- Joseph L. Ford
- Associate Deputy Director
- Federal Bureau of Investigation
- Field Office Dedication
- Las Vegas, Nevada
- August 14, 2007
Thank you, Steve, thank you all for coming today, and good morning to you all. It is an honor to be here.
Thank you to all the local officials and members of law enforcement who are here. You are our friends and partners. Without us all acting together as force multipliers, our crime-fighting work would indeed be limited.
There are several individuals I would like to acknowledge: Senator Reid, thank you so much for your generous remarks and your strong support of the FBI. Mayor Goodman, we are honored that you could join us here today.
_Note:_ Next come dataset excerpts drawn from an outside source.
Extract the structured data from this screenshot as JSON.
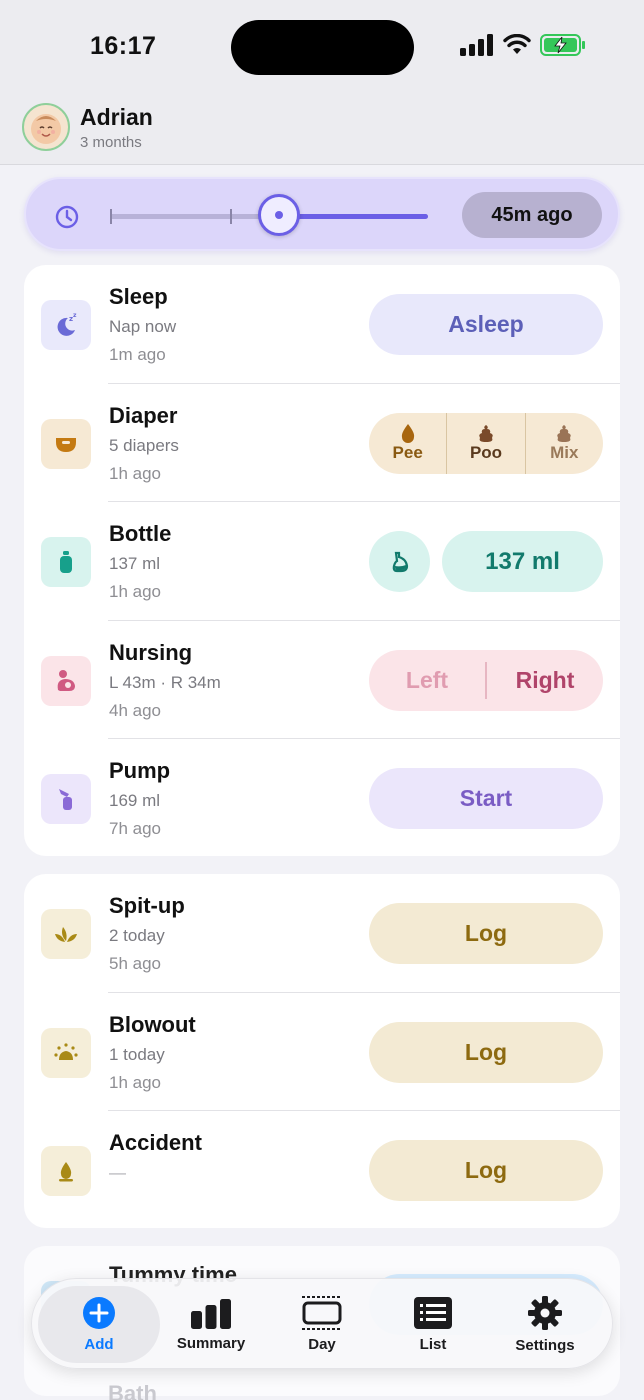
{
  "status": {
    "time": "16:17"
  },
  "header": {
    "name": "Adrian",
    "age": "3 months"
  },
  "slider": {
    "value_label": "45m ago"
  },
  "trackers": [
    {
      "title": "Sleep",
      "sub": "Nap now",
      "ago": "1m ago",
      "action": "Asleep"
    },
    {
      "title": "Diaper",
      "sub": "5 diapers",
      "ago": "1h ago",
      "options": [
        "Pee",
        "Poo",
        "Mix"
      ]
    },
    {
      "title": "Bottle",
      "sub": "137 ml",
      "ago": "1h ago",
      "action": "137 ml"
    },
    {
      "title": "Nursing",
      "sub": "L 43m · R 34m",
      "ago": "4h ago",
      "options": [
        "Left",
        "Right"
      ]
    },
    {
      "title": "Pump",
      "sub": "169 ml",
      "ago": "7h ago",
      "action": "Start"
    }
  ],
  "incidents": [
    {
      "title": "Spit-up",
      "sub": "2 today",
      "ago": "5h ago",
      "action": "Log"
    },
    {
      "title": "Blowout",
      "sub": "1 today",
      "ago": "1h ago",
      "action": "Log"
    },
    {
      "title": "Accident",
      "sub": "—",
      "action": "Log"
    }
  ],
  "more": {
    "tummy": "Tummy time",
    "bath": "Bath"
  },
  "tabs": [
    {
      "label": "Add",
      "icon": "plus-circle-icon"
    },
    {
      "label": "Summary",
      "icon": "bar-chart-icon"
    },
    {
      "label": "Day",
      "icon": "day-timeline-icon"
    },
    {
      "label": "List",
      "icon": "list-icon"
    },
    {
      "label": "Settings",
      "icon": "gear-icon"
    }
  ],
  "colors": {
    "accent": "#0a7aff",
    "slider": "#6b5fe6",
    "sleep": "#5c5fb8",
    "diaper": "#8a5a12",
    "bottle": "#127a6c",
    "nursing": "#b0446a",
    "pump": "#7a5cc4",
    "incident": "#8d6a10"
  }
}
I would also like to thank Paulette Simpson, representing Senator John Ensign; Asha Jones, representing Congresswoman Shelley Berkley; Brad Keating, representing Governor Gibbons; and Damon Harwood of Harwood and Associates, our builder.
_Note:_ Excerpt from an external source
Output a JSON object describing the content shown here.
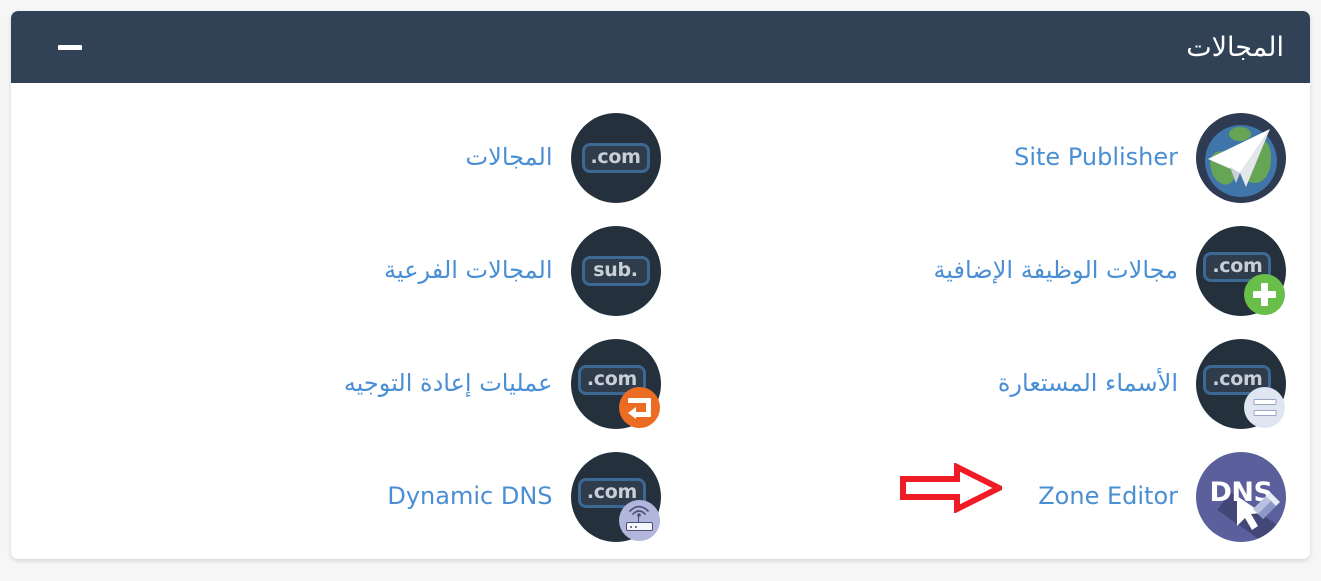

Our dedication ceremony here today represents the culmination of years of effort. The lease for this building was awarded to the FBI in 2004, and a ground-breaking ceremony was held in 2005. Move-in day was November 18, 2006.
Now, finally, we are here today to celebrate and dedicate the efforts of so many in creating a building that is appropriately named after Special Agent John Lawrence Bailey. For those of you who don't know, Special Agent Bailey, a 21-year FBI veteran, was fatally wounded while taking custody of a bank robber here in Las Vegas in 1990. In naming this building after him, we honor not only his heroism on that day, but the brave work of all special agents around the country and around the world.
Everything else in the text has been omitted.